Executive Summary
In many divorces, one party claims they can’t afford support while the lifestyle tells a different story. Lifestyle analysis uses financial records to compare spending patterns against reported income and available funds. The goal is not guesswork—it’s connecting bank activity, credit card usage, cash transfers, and third-party payments to establish what it actually costs to maintain the marital standard of living and whether hidden cash flow may exist.
1) What a “Lifestyle Claim” Usually Involves
Lifestyle issues often show up as disputes over income, underreported business earnings, cash spending, or the true level of discretionary expenses. The analysis can inform support positions and credibility arguments when disclosures do not match observed spending.
2) Core Data Sources Used in Lifestyle Analysis
- Bank statements (all accounts, including savings and money market)
- Credit card statements
- Loan and line-of-credit activity
- Payment apps and transfer logs (where available)
- Business records when personal spending runs through the business
3) How Spending Is Reconstructed
Transactions are organized into meaningful categories (housing, vehicles, groceries, travel, healthcare, children, entertainment, and recurring subscriptions). Large one-time items are identified separately from ongoing baseline spending, and unusual spikes are traced to their source.
4) Red Flags That Suggest Hidden Income or Resources
- Cash withdrawals that exceed reasonable household use
- Payments to unknown individuals or repeated transfers to related parties
- Business-paid personal expenses
- High discretionary spending despite claimed low income
- Undisclosed accounts, cards, or payment app activity
5) Common “Storylines” the Records Can Confirm or Contradict
Lifestyle analysis can help evaluate explanations like “a family member paid the bills,” “the business had a bad year,” or “those were one-time expenses.” The records typically show whether the pattern is isolated or ongoing and whether the funding source is consistent with what’s being represented.

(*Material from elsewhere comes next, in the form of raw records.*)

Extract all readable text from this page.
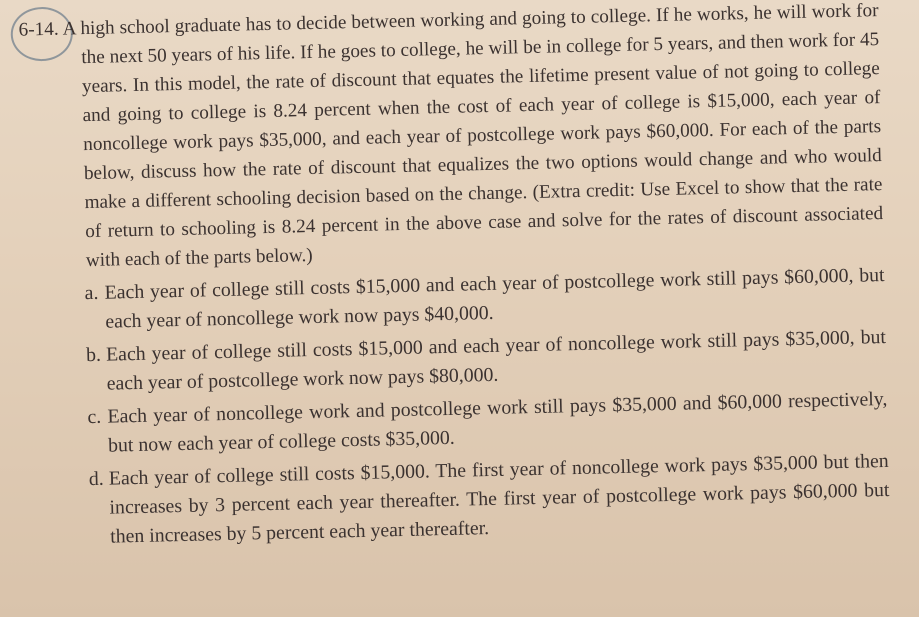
6-14. A high school graduate has to decide between working and going to college. If he works, he will work for the next 50 years of his life. If he goes to college, he will be in college for 5 years, and then work for 45 years. In this model, the rate of discount that equates the lifetime present value of not going to college and going to college is 8.24 percent when the cost of each year of college is $15,000, each year of noncollege work pays $35,000, and each year of postcollege work pays $60,000. For each of the parts below, discuss how the rate of discount that equalizes the two options would change and who would make a different schooling decision based on the change. (Extra credit: Use Excel to show that the rate of return to schooling is 8.24 percent in the above case and solve for the rates of discount associated with each of the parts below.)
a. Each year of college still costs $15,000 and each year of postcollege work still pays $60,000, but each year of noncollege work now pays $40,000.
b. Each year of college still costs $15,000 and each year of noncollege work still pays $35,000, but each year of postcollege work now pays $80,000.
c. Each year of noncollege work and postcollege work still pays $35,000 and $60,000 respectively, but now each year of college costs $35,000.
d. Each year of college still costs $15,000. The first year of noncollege work pays $35,000 but then increases by 3 percent each year thereafter. The first year of postcollege work pays $60,000 but then increases by 5 percent each year thereafter.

6) How the Work Product Helps Attorneys
- Supports support calculations with evidence-based spending figures
- Identifies discovery targets and subpoenas that matter
- Creates demonstratives that are easier to explain in negotiation or testimony
- Improves settlement leverage when disclosures are incomplete or misleading
Conclusion
When lifestyle and reported income do not align, an evidence-driven reconstruction of spending can materially change the posture of a case. A structured lifestyle analysis doesn’t replace legal argument—it strengthens it by tying positions to verifiable financial activity.